When Gabriel then learns about the arms deal through Alice, he goes to a meeting in Muhamer's nightclub to dissuade Bobby. Costa is also present, whom Bobby introduces as the driver. Gabriel is then badly beaten by Muhamer's bodyguards. Costa can get the bodyguards to stop while Bobby just watches. Gabriel feels betrayed by his friends and appears hurt at Alice. After she has treated him, both sleep together. Meanwhile, Bobby and Costa steal Ceyda's friend Sven's car and then drive to the agreed meeting with the arms dealers, who rob the two of them. Bobby and Costa now have neither the weapons nor the money for Muhamer. Bobby gets scared of Muhamer and goes to Alice's apartment to borrow the necessary money from her. Alice won't let him in; Gabriel is with her. Bobby goes on and is discovered by Muhamer and followed by the car. Bobby is caught and then shot with his own revolver. Gabriel and Costa find out about it the next day and want to take revenge on Muhamer. Gabriel gets a gun at home, books the next flight to Istanbul and says goodbye to Alice.

At the same time, Costa got a gun from drug dealer Nejo and says goodbye to Ceyda. Costa ambushes Muhamer alone at the back entrance of a nightclub and shoots him. Mohamer, only slightly injured, pulls out a knife and stabs Costa several times. Finally, Gabriel appears in his taxi after learning about Costa's plan from Ceyda. He drives to Muhamer and finally kills him with a head shot. Costa survived the knife wounds seriously injured. Gabriel decides to go into hiding in Turkey ; he says goodbye to Alice and cannot answer her question if he will ever return.

background

  • The feature film debut of director Fatih Akin, who previously directed three short films, is short and painless .
  • Director Fatih Akin appears in the film as drug dealer Nejo.
  • Fatih Akin's future wife Monique Akin appears as a travel agent in the travel agency, Akin's father plays Gabriel's father.
  • The movie the three friends are watching is They Called It Bone Breaker with Jackie Chan.
  • For the choreography of the fights in the film, Akin worked with the martial artist Emanuel Bettencourt .
  • An original soundtrack and a pure hip-hop CD were released for the film.

Reviews

  • epd Film : “All the different cultural influences and traditions can be felt in Akin's debut feature film.
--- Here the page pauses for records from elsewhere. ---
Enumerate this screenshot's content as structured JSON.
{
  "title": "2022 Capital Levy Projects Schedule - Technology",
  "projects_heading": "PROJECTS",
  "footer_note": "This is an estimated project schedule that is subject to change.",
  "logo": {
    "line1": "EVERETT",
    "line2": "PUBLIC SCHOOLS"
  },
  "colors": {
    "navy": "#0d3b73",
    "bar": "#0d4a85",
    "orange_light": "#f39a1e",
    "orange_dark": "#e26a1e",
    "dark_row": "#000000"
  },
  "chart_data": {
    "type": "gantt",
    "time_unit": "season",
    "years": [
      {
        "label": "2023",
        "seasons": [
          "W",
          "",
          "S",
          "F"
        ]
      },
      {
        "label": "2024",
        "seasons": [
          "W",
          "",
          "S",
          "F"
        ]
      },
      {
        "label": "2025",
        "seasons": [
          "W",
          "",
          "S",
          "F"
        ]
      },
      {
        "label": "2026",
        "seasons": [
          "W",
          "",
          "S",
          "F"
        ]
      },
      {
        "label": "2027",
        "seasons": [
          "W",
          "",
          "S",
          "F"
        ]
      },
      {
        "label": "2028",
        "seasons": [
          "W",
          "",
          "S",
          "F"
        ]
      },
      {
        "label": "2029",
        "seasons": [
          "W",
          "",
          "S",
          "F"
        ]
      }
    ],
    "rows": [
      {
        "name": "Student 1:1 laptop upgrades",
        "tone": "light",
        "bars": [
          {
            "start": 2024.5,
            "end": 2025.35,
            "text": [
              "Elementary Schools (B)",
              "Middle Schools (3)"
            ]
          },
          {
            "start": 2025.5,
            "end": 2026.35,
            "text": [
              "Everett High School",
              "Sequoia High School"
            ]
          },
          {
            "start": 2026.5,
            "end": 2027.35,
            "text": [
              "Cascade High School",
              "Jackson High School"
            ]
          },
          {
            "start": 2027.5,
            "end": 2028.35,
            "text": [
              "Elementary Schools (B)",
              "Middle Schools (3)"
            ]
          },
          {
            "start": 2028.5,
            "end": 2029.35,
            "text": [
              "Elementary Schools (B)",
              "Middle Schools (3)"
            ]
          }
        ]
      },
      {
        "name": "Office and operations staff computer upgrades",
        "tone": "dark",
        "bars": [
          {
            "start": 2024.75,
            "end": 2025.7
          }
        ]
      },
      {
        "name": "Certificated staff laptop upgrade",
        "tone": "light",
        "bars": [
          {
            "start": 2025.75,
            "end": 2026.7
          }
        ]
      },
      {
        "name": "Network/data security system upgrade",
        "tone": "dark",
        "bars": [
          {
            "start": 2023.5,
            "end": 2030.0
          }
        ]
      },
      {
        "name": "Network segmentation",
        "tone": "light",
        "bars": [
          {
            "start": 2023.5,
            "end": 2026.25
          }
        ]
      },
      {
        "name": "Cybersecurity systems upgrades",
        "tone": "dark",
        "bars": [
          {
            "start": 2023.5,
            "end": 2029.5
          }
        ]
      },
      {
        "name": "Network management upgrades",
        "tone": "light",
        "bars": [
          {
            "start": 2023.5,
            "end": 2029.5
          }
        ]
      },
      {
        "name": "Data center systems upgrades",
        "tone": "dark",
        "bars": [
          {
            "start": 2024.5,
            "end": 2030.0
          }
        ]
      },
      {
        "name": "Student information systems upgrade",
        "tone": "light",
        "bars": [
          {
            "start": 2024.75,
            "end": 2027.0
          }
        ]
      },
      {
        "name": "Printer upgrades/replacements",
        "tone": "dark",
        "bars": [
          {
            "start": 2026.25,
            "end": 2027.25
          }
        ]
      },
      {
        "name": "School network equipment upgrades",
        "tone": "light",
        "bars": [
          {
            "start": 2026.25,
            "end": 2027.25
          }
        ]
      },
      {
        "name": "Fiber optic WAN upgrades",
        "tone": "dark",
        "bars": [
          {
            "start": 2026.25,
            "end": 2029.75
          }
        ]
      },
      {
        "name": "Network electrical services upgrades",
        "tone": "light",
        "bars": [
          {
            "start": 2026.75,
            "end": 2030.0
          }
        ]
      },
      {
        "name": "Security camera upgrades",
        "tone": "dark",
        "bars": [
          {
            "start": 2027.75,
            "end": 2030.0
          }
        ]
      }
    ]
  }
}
But they are not pushed into the foreground in a striking way, as is usually the case in German films. Akin straightforwardly tells a story of friendship, love and betrayal. He is more interested in characters that he shows a certain degree of affection for than in formal gimmicks. The visual style is restrained: the path of the three buddies gradually leads from the sanctity of the wedding party into the darkness of dead ends and backyards with no way out. "
  • TV Movie wrote: "A film like a diamond: angular and full of class."
  • Cinema says of the debut: "Rousing milieu thriller."
  • The film was included in the volume 101 Gangster Movies To Watch Before Life Is Over (2009).
  • Thomas Kerstan included the film in his canon for the 21st century in 2018 , a selection of works that "everyone should know" in his opinion.

Awards

The debut film was awarded the special prize for the best ensemble of actors at the Locarno International Film Festival in 1998 . He also won the Adolf Grimme Prize and the Bavarian Film Prize , the Panther.

See also

Web links

Individual evidence

  1. Emanuel Bettencourt: "Back then, Mark and I always watched the Jackie Chan films in the cinema on the Reeperbahn" - Interview at jungemedienhamburg.wordpress.com, accessed on August 29, 2010
  2. Steven Jay Schneider (Ed.): 101 Gangster Films You Should See Before Life Is Over . Zurich 2009, p. 338.
  3. Th. Kerstan: What our children need to know. A canon for the 21st century. Hamburg 2018. pp. 11, 91f.